The growing adoption for automation, instrumentation and electronics has many employers searching for skilled trades workers to install, service and maintain new and complex equipment.

Increasingly in demand are tech-savvy electrical, mechanical and HVAC technicians, occupations that have evolved considerably in recent years. To help ensure employers have the skilled employees they need to grow, Ottawa’s La Cité is investing heavily in new technology. That includes a multi-million dollar grant to add equipment for its security and alarm systems lab, a state-of-the-art plumbing and hydronic lab as well as new electrical labs where students can learn how to master programmable logic controllers. According to the Colleges Ontario key performance indicators, La Cité’s employer satisfaction rate is 95.6 percent compared to an average of 92.5 percent.

“Nowadays skilled trades and technology are directly intertwined,” says Patrick Mainville, Chair of Skilled Trades at La Cité.
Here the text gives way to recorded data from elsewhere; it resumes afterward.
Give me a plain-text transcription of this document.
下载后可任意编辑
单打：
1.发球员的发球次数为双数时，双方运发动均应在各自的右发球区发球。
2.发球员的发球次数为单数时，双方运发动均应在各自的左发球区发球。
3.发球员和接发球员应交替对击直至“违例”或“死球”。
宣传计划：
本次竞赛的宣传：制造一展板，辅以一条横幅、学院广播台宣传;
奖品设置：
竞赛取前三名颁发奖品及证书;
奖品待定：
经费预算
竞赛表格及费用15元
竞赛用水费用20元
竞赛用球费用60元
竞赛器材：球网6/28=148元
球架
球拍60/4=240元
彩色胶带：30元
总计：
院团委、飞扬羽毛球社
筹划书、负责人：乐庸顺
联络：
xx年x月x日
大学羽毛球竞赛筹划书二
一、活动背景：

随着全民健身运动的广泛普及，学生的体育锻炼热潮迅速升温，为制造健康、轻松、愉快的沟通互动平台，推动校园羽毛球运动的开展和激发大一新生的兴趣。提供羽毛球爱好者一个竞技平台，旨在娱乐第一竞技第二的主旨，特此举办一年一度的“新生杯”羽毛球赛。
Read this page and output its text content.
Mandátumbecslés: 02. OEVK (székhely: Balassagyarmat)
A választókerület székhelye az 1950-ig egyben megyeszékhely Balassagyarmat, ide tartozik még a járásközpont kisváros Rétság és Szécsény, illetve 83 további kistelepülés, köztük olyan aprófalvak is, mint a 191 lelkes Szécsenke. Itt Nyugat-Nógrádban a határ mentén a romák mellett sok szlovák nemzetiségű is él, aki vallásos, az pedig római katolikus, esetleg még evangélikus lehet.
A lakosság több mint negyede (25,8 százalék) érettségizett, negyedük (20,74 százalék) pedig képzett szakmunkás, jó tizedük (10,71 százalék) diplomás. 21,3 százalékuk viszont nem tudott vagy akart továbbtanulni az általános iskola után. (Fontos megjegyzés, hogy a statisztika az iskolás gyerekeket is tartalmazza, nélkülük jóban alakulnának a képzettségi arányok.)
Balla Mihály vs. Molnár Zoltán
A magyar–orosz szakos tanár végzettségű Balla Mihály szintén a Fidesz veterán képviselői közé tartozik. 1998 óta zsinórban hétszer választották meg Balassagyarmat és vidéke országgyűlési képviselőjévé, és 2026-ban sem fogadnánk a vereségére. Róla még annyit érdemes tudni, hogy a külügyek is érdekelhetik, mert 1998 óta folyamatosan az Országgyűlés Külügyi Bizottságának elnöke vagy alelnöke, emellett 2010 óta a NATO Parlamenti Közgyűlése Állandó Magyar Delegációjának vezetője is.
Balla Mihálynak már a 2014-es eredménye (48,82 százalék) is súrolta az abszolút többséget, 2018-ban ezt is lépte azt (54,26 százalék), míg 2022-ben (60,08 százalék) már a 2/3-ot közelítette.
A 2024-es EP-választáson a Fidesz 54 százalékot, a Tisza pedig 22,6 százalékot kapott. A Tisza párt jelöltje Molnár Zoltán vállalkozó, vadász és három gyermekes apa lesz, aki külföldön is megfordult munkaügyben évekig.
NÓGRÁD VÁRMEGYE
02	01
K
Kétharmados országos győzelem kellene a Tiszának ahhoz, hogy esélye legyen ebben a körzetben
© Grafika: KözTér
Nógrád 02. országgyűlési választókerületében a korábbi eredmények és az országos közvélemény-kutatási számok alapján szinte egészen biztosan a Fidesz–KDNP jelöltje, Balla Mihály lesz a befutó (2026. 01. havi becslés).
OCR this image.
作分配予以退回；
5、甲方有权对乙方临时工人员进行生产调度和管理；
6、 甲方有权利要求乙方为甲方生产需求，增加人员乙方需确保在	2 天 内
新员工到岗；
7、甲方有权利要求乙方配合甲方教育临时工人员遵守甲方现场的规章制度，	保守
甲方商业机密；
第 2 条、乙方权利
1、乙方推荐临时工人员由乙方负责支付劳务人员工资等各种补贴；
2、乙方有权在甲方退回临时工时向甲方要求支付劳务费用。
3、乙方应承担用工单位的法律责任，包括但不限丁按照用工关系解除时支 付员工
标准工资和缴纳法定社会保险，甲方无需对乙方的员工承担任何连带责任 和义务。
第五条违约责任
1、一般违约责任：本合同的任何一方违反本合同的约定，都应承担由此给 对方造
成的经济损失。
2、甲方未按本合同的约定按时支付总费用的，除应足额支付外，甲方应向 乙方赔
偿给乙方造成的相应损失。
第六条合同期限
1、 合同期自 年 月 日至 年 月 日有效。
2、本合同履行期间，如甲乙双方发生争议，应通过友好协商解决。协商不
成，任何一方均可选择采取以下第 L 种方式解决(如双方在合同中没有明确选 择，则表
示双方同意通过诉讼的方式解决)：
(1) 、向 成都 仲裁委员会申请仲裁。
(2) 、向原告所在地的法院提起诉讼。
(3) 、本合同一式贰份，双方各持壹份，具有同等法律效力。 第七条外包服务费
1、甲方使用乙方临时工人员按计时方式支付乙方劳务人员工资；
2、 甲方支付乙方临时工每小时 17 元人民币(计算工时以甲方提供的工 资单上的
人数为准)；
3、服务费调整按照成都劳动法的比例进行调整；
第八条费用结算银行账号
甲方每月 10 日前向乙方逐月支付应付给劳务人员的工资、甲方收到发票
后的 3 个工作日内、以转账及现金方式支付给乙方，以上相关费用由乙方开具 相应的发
He gives the example of an automotive service technician who’s now called upon to diagnose problems with the complex electronic systems that are increasingly common in modern vehicles.

The school’s state of the art equipment gives students hands-on experience. In the security and alarm system lab, apprentices and students use control panels to learn how to wire alarm system networks. Through simulations created by faculty, students learn to troubleshoot problems and find solutions.

“In addition to fixing the network physically, we ask them to explain the reasons why it was faulty,” Mainville says. “We also ask them what they could have done to prevent the situation from happening in the first place. That allows them to develop critical thinking skills, problem-solving abilities and creativity all at the same time.”

In addition to receiving technical training, La Cité students develop four main competencies: entrepreneurship and initiative, creativity, community engagement and bilingual capacity. Students learn English terminology in their respective fields.

“Employers love that many of our graduates are bilingual,” says Mainville. “Our graduates become a valuable asset to many employers when it comes time to interact with suppliers, customers and subcontractors in French.”

To learn more about La Cité’s Skilled Trades programs, visit the La Cité’s website at www.collegelacite.ca.

Why young people should consider skilled trades


With an aging population, there’s a high demand for young people to pursue a career in skilled trades.

“We need a new generation of skilled tradespeople,” says Patrick Mainville, Chair of Skilled Trades at La Cité. “While most people head to university for good career prospects, there is another way to make a good living in Canada without having to rack up school debt. It is time we start exploring skilled trades seriously for our youth.”

Here’s a snapshot of the career opportunities in skilled trades:

  • According to a 2017 survey by Canadian Tooling and Machining Association, 20 per cent of its skilled workers are over the age of 54 and will retire in the next decade;
  • Skills Canada estimates that one million skilled trades workers will be needed across this country by 2020;
  • Skills Canada estimates that 40 per cent of new jobs created in the next decade will be in skilled trades.